Ian McKay online gallery
1936 - 2007
Ian McKay is a pivotal figure in the history of Australian sculpture. He studied under Lyndon Dadswell at the National Art School in Sydney from 1958 at a time when a new wave of Modernism, emanating from America, was exploding onto the Australian scene. McKay's initial interest was in the Europeans and from 1961-63 he travelled to Spain, Greece, United Kingdom and Switzerland, seeing for the first time sculptures by Matisse, Lipchitz and Degas. In London he attended the St Martin's School of Art for a short time where Anthony Caro and Phillip King were teaching, but they were not an influence at the time.
In 1967 two events really registered with him, the exhibition shown in Sydney, Two decades of American painting, and Rodin. Both exhibitions left a lasting impression on him, but it was the humanist approach of Rodin that deeply affected him. For him, Rodin had the ability to synthesise classical paradigms with a fresh urge towards innovation and experimentation, which came from his profound understanding of the human figure.
When McKay felt that his current abstract carvings were becoming a bit stultified in the late sixties he went looking for a new way of working and turned to constructed steel sculpture, which for him combined both a carving and a modelling aesthetic. He developed a way of working which allowed him to tap into something equivalent to Rodin's approach. In an interview with Harvey Shields in February 2007, he put it this way,
"...you have to use steel to do a Rodin. You can't do it in clay today; a lot of artists give up when they realise they can't do it...If you're really sophisticated you can do it in steel; it won't look like a Rodin, but it will have the authenticity that a Rodin has."
It was this ‘authenticity' that McKay was looking for. For him, sculpture should say something fresh and positive about the past while at the same time be opening up towards a new perception.
To achieve his ends McKay was never dictated to by his material, in fact steel became just another material like clay, which he used for all its expressive qualities.
In the same interview he talks about the technique of chiaroscuro used by artists like Leonardo de Vinci. McKay recognised this as a modelling technique using light and dark to achieve an effect of movement in space. This may be a way of understanding how he brought his modeller's eye to his construction technique. To really ‘see' a McKay sculpture one should see into it. One should see how each discrete element works off the next and how the elements relate to the whole. The eye travels through the sculpture making connections with light and shade in much the same way we would look at say the drapery from Leonardo de Vinci's Portrait of a Lady (1490).

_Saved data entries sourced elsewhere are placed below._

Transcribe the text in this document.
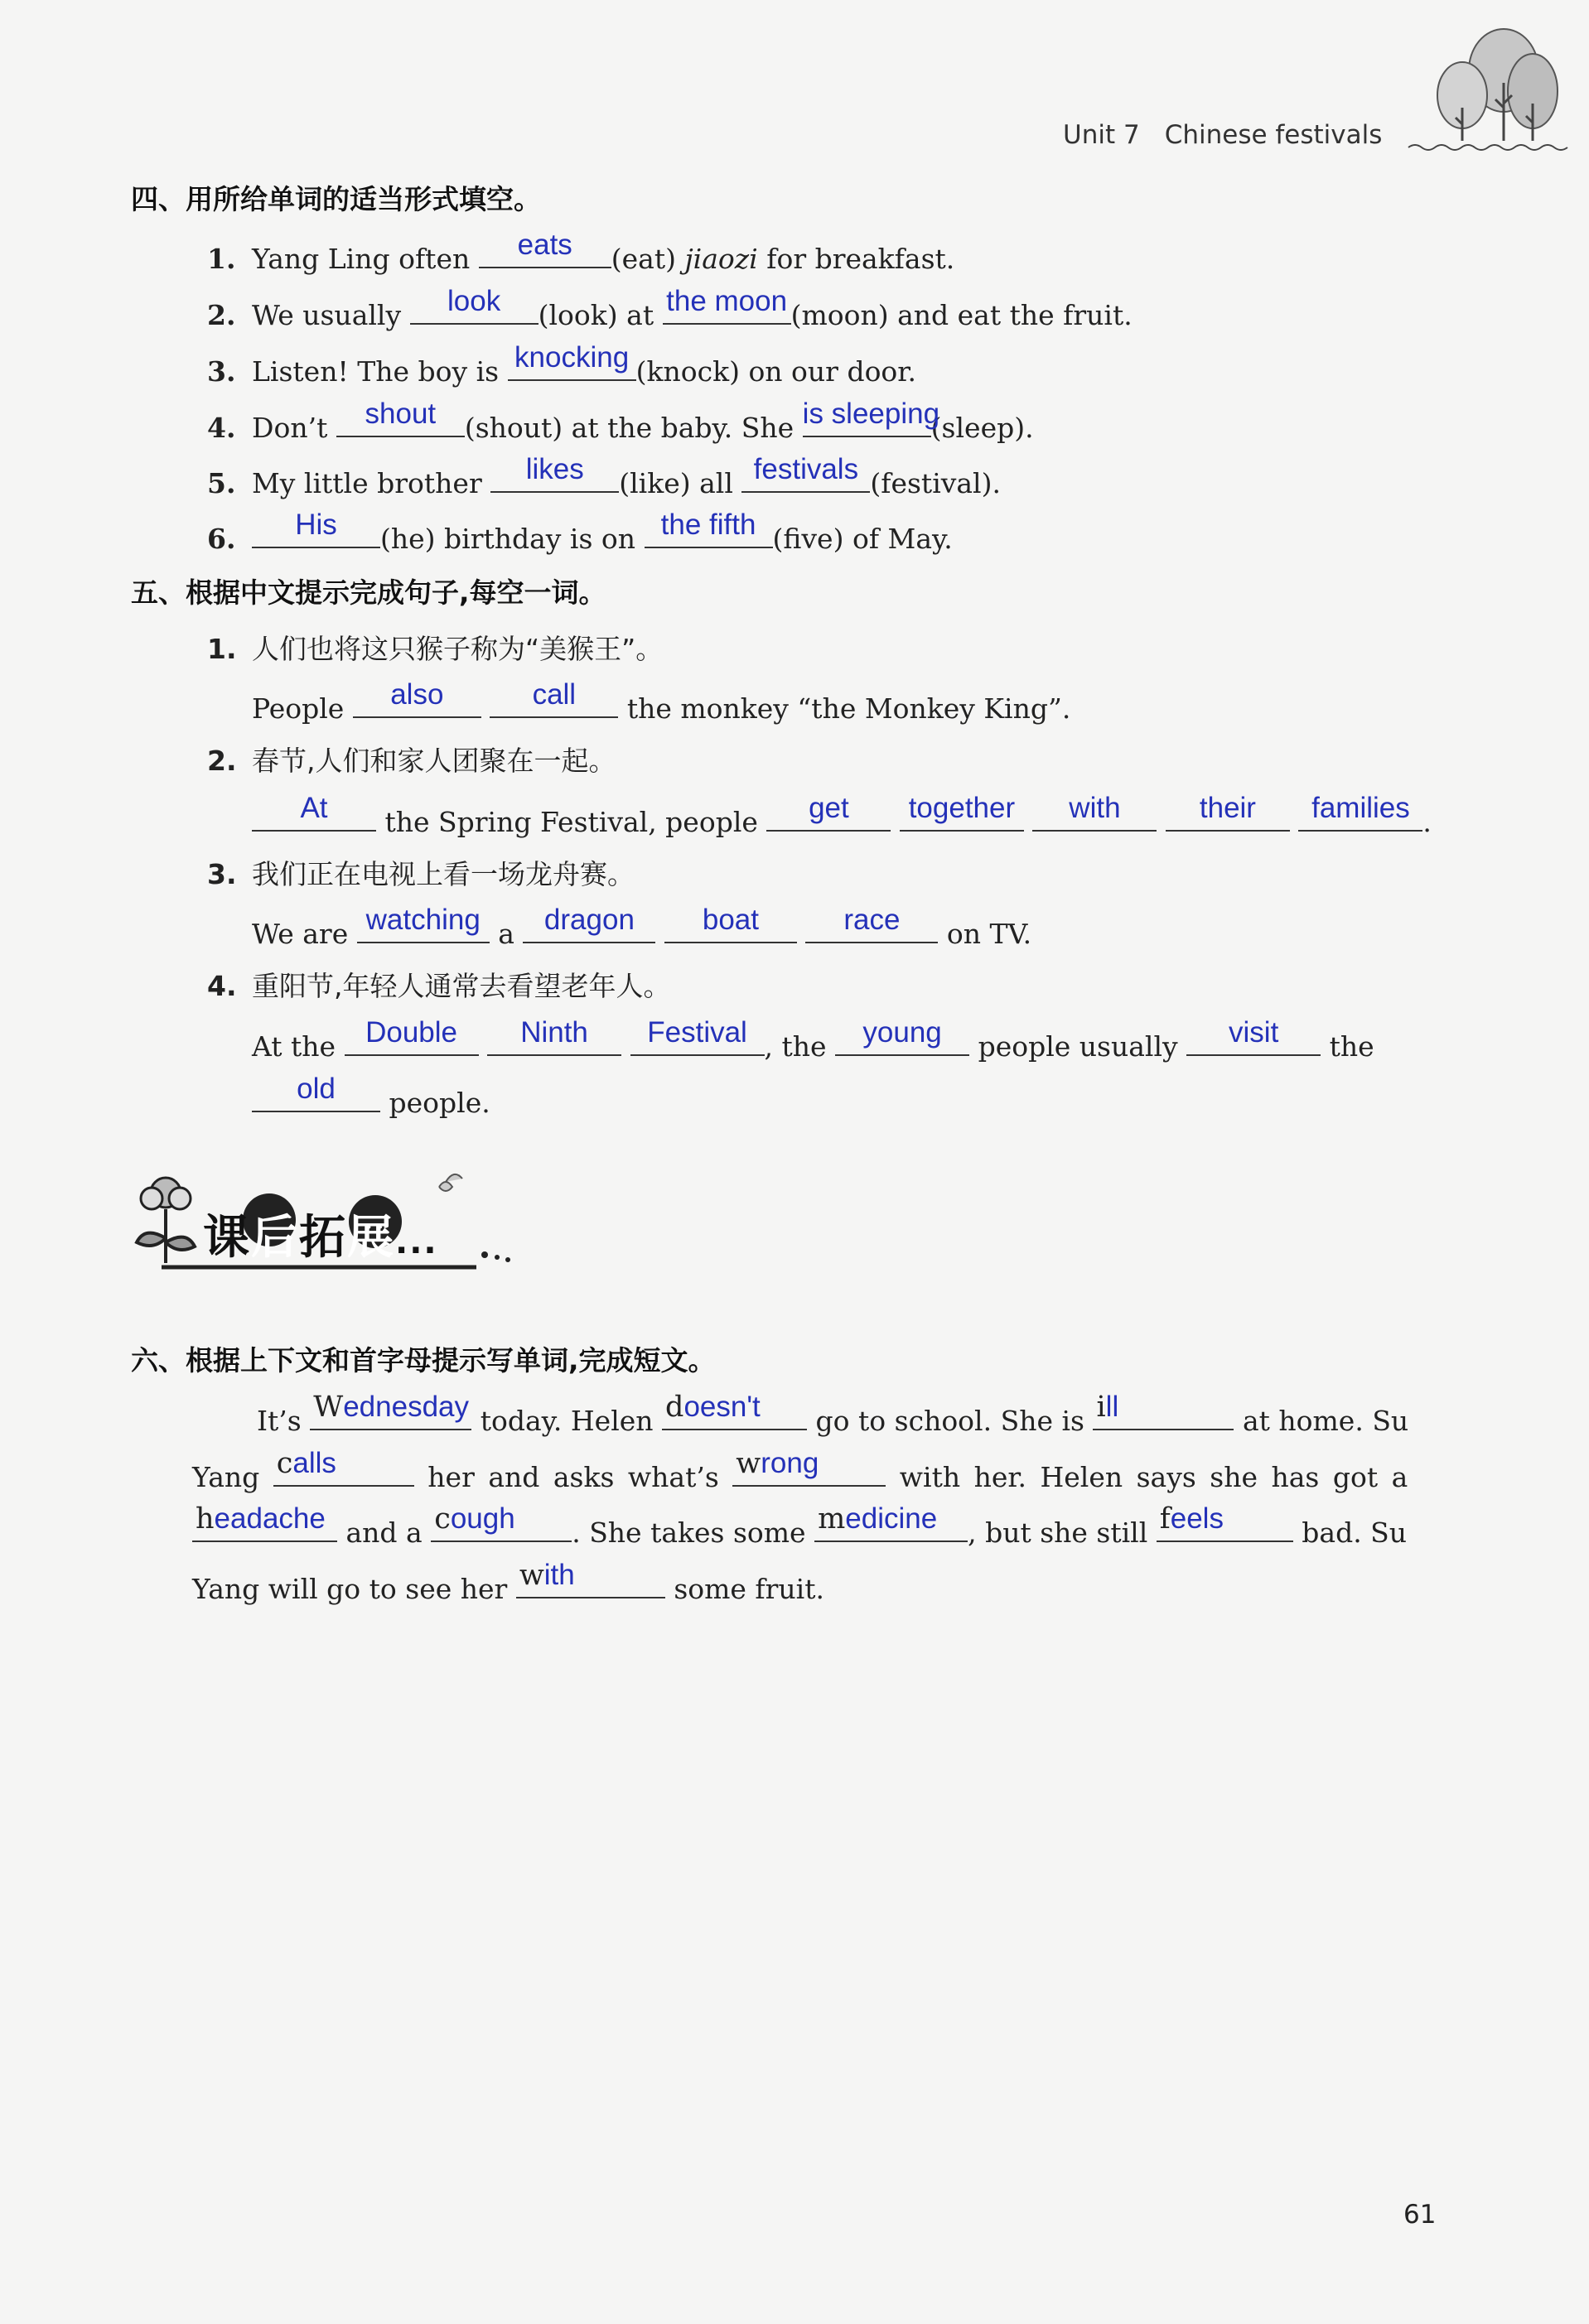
Unit 7 Chinese festivals
四、用所给单词的适当形式填空。
1. Yang Ling often	eats	(eat) jiaozi for breakfast.
2. We usually	look	(look) at the moon (moon) and eat the fruit.
3. Listen! The boy is knocking (knock) on our door.
4. Don’t	shout	(shout) at the baby. She is sleeping
(sleep).
5. My little brother	likes	(like) all festivals (festival).
6.	His	(he) birthday is on the fifth (five) of May.
五、根据中文提示完成句子,每空一词。
1. 人们也将这只猴子称为“美猴王”。
People	also
	call	the monkey “the Monkey King”.
2. 春节,人们和家人团聚在一起。
At	the Spring Festival, people	get
	together
	with
	their
	families .
3. 我们正在电视上看一场龙舟赛。
We are watching a	dragon
	boat
	race	on TV.
4. 重阳节,年轻人通常去看望老年人。
At the	Double
	Ninth
	Festival , the	young	people usually	visit	the
old	people.
课后拓展...
六、根据上下文和首字母提示写单词,完成短文。
It’s Wednesday today. Helen doesn't go to school. She is ill	at home. Su
Yang calls	her and asks what’s wrong	with her. Helen says she has got a
headache and a cough . She takes some medicine , but she still feels	bad. Su
Yang will go to see her with	some fruit.
61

Later in his career (1981), he lived and worked in New York where he felt at home surrounded by some of the great 20th century masterworks, and a lot of his ideas were confirmed when he saw the work of David Smith in the flesh for the first time.
Writing about David Smith, in his collection of essays Art and Culture, Clement Greenberg wrote,
"Smith is one of these artists on the order of Balzac who not only can afford their mistakes, but even need them. Original art arrives more often than not by way of errors of taste, false starts and overrun objectives."
David Smith was a very original artist and when it comes to working in steel McKay seems to have an affinity with his thinking. For McKay, a sculpture has to have just the right amount of bad taste, which may sound like an oxymoron, but as Greenberg states, bad taste can lead to originality. It doesn't matter to McKay if he makes a few false starts; it is always about the discovery. If something is disturbing him, he tries to hang on to that sensation and continue along that line of thinking to the point where everything becomes ‘tuned' to the same sensation. It is like the genius of Matisse, who can make a mistake then put it right by making it look intentional, by making it consistent.
McKay's work is not yet fully appreciated. It will take a scholarly appraisal to really come to terms with his work. His sculpture is often dismissed as mere formalism, but on closer examination the thinking displayed is very original. With his sculptures we are always being exposed to new sensations and new experiences. His seminal piece, Wave (1976-77) went through a number of changes before it was eventually purchased by the Art Gallery of NSW. Wave, in its various versions demonstrates how he never thinks about ‘finishing' a sculpture because for him a sculpture is a continuum, an infinite source of experiences. We are fortunate that Wave and a number of other major pieces have ended up in public collections.
No sculptor has ever had a more critical eye than Ian McKay, which prevents his work from becoming self-indulgent. He is never precious about his work and is not afraid to completely scrap something or make a radical change where it is needed. His large works take shape in the paddock where they seem to grow from the earth and at times he has taken to rolling his sculptures onto their side with his truck, thus radically changing their profile. It is like Rodin modelling a figure in his hands, then turning it and altering it so that it becomes something other than the normal perceived convention. McKay is a larger than life figure and he makes larger than life sculpture, not overblown or bombastic sculpture, but sculpture that resonates with down to earth artistic integrity.